Being in the presence of Lilla's (her family and friends' nickname for Kristin) calm yet powerful paintings, a viewer's first impression might very well include a strong sense of being subjected to an overly controlled and strong-minded multitude of aesthetic selections. Somewhat paradoxically, however, her paintings are far from being brought about with the aid of any mechanistic or predetermined method. Rather, each entirely momentary "aesthetic selection" comes across as a specific consequence of a lightning-fast and unique act, or, in the spirit of that which Nietzsche succeeded in making us understand: "willing" is not an act like any other.

Thus, without a doubt, viewing the combined strength of a multitude of unique elements in Lilla's paintings reveals to us her ability to take command of this extraordinary instance, and this alone accounts for her uniqueness as an artist.

The general intensity and high caliber of lilla's visual thinking is, perhaps, most strikingly revealed in what might be termed the focal points of every painting in the catalogue: "thinking" eyes. Here we are invited to experience finite compositional resonance or identities or identities that seem to be one with a pictorial plane of singular thickness and unlimited possibilities. These infinitely diverse and aesthetically produced compounds of sensations generate and constitute, along with the materializations of Lilla's more comprehensive feelings for different personalities, the overall substance contained in her large series of paintings entitled "Famous Faces."

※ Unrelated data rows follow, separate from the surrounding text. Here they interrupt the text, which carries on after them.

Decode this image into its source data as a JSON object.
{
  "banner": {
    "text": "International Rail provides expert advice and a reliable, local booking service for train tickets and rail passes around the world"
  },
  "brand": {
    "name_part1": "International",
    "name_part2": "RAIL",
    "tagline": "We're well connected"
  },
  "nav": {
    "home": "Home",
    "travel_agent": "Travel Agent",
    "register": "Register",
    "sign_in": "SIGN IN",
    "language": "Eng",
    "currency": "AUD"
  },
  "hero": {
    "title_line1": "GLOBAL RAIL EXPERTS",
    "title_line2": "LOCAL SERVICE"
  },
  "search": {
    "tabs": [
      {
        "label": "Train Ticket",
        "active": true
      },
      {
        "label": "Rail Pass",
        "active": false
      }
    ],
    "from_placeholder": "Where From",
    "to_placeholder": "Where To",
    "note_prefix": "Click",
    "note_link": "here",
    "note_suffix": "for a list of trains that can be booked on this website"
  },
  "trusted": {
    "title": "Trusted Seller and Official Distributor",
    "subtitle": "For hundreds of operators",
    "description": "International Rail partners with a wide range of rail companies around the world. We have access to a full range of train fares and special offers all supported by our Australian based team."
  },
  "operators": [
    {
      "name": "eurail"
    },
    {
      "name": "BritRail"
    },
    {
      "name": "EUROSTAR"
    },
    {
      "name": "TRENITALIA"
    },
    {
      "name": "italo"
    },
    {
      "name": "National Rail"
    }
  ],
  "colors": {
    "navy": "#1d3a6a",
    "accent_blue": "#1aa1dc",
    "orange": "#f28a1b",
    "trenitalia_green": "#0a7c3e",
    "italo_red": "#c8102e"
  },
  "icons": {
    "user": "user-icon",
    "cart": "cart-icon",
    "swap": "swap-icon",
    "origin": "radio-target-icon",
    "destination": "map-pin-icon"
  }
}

The discovering of the immanent invisible content of Lilla's paintings goes a long way in convincing us that Foucault's memorable phrase "fiction consists not in showing the invisible, but in showing the extent to which the invisibility of the visible is invisible" turns out to be true: we are witnessing the presence of sensations expressive of unlimited versions of human character and uniqueness. Lilla has been acclaimed as a "multi-faceted woman". However flattering this assertion may be, the fact remains that, as all exceptionally original and individualistic artists, she has an extraordinary strong command of "only" singular, yet double-faceted, compositional powers: Mind and Matter as distinct yet inseparable, eternally reversionary, Natures.

Here again, with Nietzsche's help, we understand Lilla's expressive, critical and creative command of multiple yet unitary powers: thought is creation and painting is thought.